Hoon resigned from his post as Transport Secretary on 5 June 2009 during a Cabinet reshuffle, saying that he wanted to spend more time with his family. On 6 January 2010, he and fellow ex-minister Patricia Hewitt jointly called for a secret ballot on the future of the leadership of Gordon Brown. The following day, he said that it appeared to have failed and was "over". Brown later referred to the call for a secret ballot as a "form of silliness". After the failed coup there was a backlash against Hoon which flowed over into his Ashfield constituency in Nottinghamshire where some Labour party members wanted to deselect him.

During the Iraq Inquiry, Hoon said that the first he knew of the 45-minute Iraq weapon claim was when he read it in the dossier on Iraq's weapons in September 2002.

Hoon had said that he would defend his seat at the 2010 general election but according to the Financial Times he had "finally bowed to pressure" and on 11 February 2010, he announced that he would stand down as an MP at the next election. After his retirement from politics he helped to set up a consultancy firm "TaylorHoon Strategy". He is now Managing Director of International Business at helicopter-maker AgustaWestland.

Expense claims

In April 2009, it emerged that Hoon had rented out his London home and claimed expenses on his constituency house, as approved by the Fees Office of the House of Commons. For security reasons he was required to live in state-owned accommodation at Admiralty House. Whilst this was rent free it involved significant costs.
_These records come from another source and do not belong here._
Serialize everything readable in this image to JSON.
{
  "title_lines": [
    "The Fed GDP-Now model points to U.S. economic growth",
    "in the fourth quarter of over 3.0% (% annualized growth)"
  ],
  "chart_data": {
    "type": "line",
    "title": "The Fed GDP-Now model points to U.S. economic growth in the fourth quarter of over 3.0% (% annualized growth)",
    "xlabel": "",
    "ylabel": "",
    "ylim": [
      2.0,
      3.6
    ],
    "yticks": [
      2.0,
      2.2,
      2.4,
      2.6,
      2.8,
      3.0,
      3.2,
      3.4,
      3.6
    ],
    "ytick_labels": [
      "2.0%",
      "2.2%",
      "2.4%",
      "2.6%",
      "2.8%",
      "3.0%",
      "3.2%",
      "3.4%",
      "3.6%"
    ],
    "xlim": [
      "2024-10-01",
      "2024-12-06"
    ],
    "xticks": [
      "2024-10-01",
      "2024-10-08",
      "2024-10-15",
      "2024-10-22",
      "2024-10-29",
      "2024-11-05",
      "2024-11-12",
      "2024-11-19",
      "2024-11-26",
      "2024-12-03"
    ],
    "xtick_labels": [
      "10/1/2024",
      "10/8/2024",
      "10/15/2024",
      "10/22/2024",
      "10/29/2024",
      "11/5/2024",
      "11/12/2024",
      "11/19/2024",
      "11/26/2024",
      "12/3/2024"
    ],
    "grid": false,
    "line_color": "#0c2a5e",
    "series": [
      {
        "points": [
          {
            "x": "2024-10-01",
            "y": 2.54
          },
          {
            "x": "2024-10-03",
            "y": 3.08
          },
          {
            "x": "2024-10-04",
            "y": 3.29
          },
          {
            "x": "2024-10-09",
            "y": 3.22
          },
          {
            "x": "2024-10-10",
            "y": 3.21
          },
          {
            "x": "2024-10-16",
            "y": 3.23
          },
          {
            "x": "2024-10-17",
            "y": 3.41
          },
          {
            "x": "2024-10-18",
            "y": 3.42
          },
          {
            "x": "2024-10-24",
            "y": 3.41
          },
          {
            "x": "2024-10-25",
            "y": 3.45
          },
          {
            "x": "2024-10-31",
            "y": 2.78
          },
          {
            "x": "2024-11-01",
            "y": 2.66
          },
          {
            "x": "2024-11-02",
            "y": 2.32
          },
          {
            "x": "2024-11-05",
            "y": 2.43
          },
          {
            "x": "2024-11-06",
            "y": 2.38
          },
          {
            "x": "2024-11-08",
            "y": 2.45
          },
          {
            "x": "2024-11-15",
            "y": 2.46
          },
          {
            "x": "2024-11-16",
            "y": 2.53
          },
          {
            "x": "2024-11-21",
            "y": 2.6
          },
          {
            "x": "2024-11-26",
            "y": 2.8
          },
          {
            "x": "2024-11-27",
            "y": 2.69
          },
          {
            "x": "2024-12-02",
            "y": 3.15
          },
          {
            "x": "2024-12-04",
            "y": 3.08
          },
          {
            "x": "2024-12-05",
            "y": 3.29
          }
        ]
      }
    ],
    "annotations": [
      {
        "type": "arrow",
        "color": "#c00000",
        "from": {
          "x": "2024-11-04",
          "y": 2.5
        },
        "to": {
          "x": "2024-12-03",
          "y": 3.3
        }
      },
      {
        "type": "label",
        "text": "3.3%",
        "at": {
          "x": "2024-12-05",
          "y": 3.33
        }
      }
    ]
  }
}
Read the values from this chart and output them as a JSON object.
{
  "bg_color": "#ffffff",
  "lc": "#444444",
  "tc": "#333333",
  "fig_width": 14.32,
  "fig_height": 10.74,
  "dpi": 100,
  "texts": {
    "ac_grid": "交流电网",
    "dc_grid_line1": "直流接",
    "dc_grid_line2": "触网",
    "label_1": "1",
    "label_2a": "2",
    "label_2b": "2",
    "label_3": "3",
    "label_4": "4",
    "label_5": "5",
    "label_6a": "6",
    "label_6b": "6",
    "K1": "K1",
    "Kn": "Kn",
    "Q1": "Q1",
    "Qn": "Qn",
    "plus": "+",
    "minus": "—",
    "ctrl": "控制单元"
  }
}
He made clear that he had only claimed what he was entitled to under the rules of the House of Commons.

Dispatches lobbyist investigation

Hoon was one of the MPs named in the 2010 sting operation on political lobbying by the Channel 4 Dispatches programme. Hoon told an undercover reporter that he wanted to translate his knowledge and contacts into something that "frankly makes money". On 22 March 2010 it was announced he had been suspended from the Parliamentary Labour Party, alongside Patricia Hewitt and Stephen Byers.

On 9 December 2010, Hoon, along with Stephen Byers and Richard Caborn were banned from having an ex-members pass. The Standards and Privileges Committee banned Hoon for a minimum five years as his was the most serious breach, whilst Byers received two years and Caborn six months.